Page 116 of Nico
“Nico, what’s done is done,” Cassio said for the tenth time.
“We have to kill Benito,” I croaked. “Otherwise, with that property being in Bianca’s name, he’ll never give up.”
“Why did it skip her mother and go directly to Bianca?” Luca asked.
Her mother wanted to keep it out of Benito’s reach, but she never thought it through. She counted on Bianca being left alone since she traded places with her daughter. She should have known Benito didn’t keep his promises.
“It was her mother’s request apparently. She let him believe it was transferred to her per her mother’s will, but she had it directly transferred to Bianca. She didn’t want Benito to force her hand. By doing that, unknowingly, she put Bianca back on the market. She counted on Benito to play fair, but that bastard never plays fair. He was going to sell her to Vladimir through the Belles and Mobsters arrangement and the two agreed to split the property.”
But why share when he could take it all now that he knew Bianca was his daughter!
“Is it really that large?” Cassio questioned.
“The largest. It can accommodate twenty cruise ships easily.”
Chucking my cell onto my desk, I took the seat at my desk. I leaned back in my chair, kicked my heels up and lit up a cigar. Luca and Cassio were already on their second. It was a relaxant, but Bianca hated the smell so I’d been avoiding cigars. I’d have to take a shower before I even touched her.
“Any of your contacts have any information on what happened to her mother?” I asked Cassio.
He shook his head. “She still hasn’t spoken?”
“No. She’s in bad shape,” I told them. Her bruises were healing but something about the way her eyes stared empty, dead. I wasn’t sure if that woman would ever come back from the hell she’d lived through.

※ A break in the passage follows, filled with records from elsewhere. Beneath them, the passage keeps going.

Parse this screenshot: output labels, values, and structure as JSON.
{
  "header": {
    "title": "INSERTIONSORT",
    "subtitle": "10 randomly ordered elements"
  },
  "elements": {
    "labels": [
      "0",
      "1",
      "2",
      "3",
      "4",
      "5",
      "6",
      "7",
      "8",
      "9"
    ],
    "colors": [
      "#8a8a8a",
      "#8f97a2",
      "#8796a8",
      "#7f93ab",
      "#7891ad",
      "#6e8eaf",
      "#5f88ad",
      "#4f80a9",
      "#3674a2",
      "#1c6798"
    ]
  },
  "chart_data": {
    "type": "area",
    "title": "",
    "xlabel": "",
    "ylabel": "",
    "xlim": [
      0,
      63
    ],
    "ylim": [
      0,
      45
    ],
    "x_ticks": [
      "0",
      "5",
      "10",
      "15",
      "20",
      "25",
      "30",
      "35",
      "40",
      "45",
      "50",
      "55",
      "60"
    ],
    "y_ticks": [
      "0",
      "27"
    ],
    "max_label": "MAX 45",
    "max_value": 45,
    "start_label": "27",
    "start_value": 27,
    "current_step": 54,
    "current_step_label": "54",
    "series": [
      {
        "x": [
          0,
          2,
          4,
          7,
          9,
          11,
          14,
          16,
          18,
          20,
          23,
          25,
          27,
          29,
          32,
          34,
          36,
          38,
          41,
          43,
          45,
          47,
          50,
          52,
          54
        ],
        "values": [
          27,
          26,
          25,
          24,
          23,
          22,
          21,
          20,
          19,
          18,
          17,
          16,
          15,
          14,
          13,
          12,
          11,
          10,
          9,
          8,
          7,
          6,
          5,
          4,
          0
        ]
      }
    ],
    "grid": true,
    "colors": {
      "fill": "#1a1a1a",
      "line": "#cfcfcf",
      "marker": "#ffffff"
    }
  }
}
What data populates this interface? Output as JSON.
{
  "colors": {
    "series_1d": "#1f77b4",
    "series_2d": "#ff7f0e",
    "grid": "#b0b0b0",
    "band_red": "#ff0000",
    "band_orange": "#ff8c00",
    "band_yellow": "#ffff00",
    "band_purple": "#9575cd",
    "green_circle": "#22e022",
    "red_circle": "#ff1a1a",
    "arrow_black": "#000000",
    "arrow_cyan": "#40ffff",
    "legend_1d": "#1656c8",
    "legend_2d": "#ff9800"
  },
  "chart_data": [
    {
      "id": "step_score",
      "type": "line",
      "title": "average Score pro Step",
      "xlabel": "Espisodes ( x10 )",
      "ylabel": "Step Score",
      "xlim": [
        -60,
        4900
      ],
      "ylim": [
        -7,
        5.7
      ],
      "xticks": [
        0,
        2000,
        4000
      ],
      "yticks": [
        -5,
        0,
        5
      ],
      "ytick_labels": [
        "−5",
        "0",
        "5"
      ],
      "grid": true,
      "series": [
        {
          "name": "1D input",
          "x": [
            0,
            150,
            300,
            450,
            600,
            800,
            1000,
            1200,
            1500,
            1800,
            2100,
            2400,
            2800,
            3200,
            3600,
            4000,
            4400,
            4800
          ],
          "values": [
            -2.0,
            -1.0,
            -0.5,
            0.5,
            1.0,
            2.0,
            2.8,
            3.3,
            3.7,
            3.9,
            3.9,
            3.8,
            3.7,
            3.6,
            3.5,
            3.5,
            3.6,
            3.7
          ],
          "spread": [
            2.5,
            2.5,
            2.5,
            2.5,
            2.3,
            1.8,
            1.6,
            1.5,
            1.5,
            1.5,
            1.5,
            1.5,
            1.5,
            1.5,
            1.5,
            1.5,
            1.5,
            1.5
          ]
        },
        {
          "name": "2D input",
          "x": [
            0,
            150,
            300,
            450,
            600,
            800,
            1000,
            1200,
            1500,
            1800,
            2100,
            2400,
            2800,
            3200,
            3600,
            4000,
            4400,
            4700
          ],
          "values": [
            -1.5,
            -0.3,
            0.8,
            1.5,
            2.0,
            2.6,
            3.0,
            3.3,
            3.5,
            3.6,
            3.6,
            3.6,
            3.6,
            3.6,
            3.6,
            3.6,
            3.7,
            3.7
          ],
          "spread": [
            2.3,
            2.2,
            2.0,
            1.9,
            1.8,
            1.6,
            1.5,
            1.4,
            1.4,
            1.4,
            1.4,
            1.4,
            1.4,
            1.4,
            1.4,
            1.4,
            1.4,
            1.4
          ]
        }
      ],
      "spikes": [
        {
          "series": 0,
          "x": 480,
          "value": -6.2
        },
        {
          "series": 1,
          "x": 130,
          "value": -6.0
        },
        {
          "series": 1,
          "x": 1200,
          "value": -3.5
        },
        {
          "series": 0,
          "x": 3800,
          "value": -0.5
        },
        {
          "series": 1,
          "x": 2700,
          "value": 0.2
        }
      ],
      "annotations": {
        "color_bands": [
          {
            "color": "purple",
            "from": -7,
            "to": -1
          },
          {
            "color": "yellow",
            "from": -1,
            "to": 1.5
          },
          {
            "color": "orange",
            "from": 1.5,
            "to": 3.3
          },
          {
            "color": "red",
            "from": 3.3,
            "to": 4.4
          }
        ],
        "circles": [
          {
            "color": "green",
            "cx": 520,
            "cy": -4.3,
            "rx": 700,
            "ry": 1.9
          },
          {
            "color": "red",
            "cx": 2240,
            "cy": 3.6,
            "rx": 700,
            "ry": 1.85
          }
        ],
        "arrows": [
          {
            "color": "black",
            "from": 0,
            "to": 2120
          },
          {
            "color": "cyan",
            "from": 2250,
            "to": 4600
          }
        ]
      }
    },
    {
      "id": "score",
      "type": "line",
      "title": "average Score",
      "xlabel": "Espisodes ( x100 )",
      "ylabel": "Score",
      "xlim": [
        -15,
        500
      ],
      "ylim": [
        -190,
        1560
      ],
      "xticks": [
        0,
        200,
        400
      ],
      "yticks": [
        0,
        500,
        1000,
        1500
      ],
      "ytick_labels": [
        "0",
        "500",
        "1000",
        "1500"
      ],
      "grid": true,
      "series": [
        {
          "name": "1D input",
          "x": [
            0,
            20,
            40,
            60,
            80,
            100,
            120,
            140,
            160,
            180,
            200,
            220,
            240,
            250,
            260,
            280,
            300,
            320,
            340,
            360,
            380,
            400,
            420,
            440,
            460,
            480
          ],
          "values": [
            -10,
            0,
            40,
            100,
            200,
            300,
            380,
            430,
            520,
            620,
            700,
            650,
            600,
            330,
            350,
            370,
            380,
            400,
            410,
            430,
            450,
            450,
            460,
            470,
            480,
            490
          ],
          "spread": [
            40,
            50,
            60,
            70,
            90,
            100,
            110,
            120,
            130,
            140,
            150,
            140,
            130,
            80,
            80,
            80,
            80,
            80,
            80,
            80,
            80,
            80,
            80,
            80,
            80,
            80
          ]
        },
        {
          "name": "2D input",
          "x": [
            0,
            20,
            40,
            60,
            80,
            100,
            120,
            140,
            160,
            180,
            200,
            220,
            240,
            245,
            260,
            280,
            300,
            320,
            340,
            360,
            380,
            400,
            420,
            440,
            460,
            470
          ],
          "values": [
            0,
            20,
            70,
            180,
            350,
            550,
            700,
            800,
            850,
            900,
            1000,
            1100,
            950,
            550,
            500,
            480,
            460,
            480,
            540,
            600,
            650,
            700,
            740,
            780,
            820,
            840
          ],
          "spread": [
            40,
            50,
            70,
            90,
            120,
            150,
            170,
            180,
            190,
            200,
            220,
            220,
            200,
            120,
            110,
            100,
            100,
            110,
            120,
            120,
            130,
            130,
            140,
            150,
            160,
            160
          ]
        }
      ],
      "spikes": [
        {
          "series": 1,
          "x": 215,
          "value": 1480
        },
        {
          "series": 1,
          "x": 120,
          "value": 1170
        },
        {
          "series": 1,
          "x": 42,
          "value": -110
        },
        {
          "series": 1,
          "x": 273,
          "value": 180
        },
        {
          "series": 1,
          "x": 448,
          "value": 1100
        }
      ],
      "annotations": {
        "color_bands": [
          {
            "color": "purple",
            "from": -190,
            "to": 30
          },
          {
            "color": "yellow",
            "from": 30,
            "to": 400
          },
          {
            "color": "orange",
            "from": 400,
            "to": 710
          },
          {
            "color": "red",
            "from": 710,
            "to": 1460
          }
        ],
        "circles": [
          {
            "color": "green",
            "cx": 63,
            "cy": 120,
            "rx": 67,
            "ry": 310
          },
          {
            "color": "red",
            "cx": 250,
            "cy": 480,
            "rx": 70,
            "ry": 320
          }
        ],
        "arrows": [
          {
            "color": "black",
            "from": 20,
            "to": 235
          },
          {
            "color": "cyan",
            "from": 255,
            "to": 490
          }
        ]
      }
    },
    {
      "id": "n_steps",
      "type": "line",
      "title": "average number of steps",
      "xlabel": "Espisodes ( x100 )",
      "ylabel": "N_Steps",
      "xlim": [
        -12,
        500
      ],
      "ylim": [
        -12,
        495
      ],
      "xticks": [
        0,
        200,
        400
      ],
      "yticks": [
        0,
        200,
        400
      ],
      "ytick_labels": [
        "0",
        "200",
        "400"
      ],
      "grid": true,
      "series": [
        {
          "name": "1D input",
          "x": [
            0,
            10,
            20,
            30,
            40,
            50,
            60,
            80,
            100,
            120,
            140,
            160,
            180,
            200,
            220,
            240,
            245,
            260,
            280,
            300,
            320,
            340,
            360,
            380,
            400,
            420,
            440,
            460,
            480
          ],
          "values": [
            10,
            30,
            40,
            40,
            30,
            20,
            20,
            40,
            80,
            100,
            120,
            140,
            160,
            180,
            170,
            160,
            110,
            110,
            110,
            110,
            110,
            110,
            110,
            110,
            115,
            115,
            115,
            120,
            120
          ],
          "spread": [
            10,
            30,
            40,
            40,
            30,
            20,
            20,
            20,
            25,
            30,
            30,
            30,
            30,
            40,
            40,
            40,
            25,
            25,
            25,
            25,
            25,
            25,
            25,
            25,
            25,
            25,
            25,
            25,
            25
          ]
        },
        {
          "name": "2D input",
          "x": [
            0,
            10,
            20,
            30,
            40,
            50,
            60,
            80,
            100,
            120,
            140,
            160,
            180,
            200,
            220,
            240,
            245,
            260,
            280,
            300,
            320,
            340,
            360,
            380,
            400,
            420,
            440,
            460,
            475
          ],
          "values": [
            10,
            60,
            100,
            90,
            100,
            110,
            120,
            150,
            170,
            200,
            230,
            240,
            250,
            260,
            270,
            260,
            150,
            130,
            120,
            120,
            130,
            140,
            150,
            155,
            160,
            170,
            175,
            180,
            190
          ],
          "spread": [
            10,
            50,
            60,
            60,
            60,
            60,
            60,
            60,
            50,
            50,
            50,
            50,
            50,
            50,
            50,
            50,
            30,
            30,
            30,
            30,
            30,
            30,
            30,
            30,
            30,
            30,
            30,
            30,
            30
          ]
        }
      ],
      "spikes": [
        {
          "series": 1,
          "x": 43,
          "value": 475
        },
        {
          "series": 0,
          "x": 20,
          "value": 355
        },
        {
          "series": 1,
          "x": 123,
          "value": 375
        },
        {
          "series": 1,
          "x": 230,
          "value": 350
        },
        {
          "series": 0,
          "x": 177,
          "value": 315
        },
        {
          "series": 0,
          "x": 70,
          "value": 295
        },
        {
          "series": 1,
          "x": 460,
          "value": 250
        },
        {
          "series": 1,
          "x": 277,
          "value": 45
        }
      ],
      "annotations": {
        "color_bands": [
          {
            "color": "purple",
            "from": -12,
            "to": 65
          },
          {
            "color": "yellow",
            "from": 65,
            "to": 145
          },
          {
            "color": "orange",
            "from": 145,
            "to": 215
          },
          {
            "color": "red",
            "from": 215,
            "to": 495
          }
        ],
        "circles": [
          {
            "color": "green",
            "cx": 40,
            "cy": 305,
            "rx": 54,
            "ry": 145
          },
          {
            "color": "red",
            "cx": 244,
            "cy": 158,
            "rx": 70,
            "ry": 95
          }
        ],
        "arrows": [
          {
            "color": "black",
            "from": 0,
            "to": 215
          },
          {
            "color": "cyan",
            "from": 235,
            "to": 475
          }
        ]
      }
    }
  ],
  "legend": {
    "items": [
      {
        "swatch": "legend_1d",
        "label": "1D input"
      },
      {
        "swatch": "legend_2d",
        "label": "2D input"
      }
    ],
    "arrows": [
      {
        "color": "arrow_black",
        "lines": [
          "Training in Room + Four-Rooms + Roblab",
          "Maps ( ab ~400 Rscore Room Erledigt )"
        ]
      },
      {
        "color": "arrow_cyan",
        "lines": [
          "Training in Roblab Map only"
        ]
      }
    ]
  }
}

“Anything on the attacks?” Cassio asked, switching to the subject of recent events.
“I have a theory, but there aren’t any facts to support it,” I finally said. There was a thought brewing in my head for days.
“What is it?” Cassio asked.
“The attacks on the warehouses,” I started. “They were too sloppy and too easily pinned on Vladimir’s men. What if Benito tried to use us to kill Vladimir to break off the agreement he made with him once he learned Bianca was his daughter? Why share if he could have it all to himself, as her father.”
Cassio leaned onto his elbows that rested on his knees, processing what I just said.
“Possibly. It kind of sounds like the way he thinks,” he murmured. “He’s a greedy bastard and probably wants it all for himself.”
“Does it even matter?” Luca questioned. “Neither one of those two bastards would get their hands on my sister.”
“We can use it to our advantage,” I told him. “Get Vladimir to turn against him, bid against him at the gala. The fact that his men didn’t know that Bianca was married nor Benito’s daughter tells me Benito is manipulating him to get his way.”
Cassio was still processing it all. “I have a contact amidst the Russians. Sergei, one of the Russian Sinners. I’ll ask him to see if he can find out how much Vladimir knows.”
I blew out a smoke ring, the nicotine swimming through my bloodstream. “Yes, let’s do that. Fast.”
I was eager to obliterate Benito and all his allies.
ChapterThirty-Six
BIANCA
Iwas getting antsy. I couldn’t pinpoint what drove it, but I couldn’t stop the feeling that something important was brewing, and I was willingly burying my head in the sand. Maybe it was Nico’s request not to leave the compound, to keep the kids within the perimeter of the house. Maybe it was that I still haven’t found the right way to tell him the dangers surrounding my mother, daughters, and me with the belles’ arrangement. We had gotten closer; we talked, but there were certain areas we never delved into.
His sister. Benito King. And our feelings.
We even talked about John, and he agreed to help him out. I was certain I’d have to remind him since the agreement was given after I gave him a blow job, but the next day, John’s text came, thanking me. He was rebuilding his company with Nico’s input and help.
The days were getting colder, so instead of playing outside, I parked myself in the playroom Nico had created for the girls. The windowsill seat was comfortable and big enough to seat two adults. I stretched my legs out and read the same page for the hundredth time, then finally gave up.
Glancing out the window, all I could see was the vast estate that became a gilded cage. I didn’t fight Nico when he told me to remain on the compound. After all, Mom said that Benito learned I was his daughter. Staying here, behind the safety of these walls, seemed the only option. But for how long?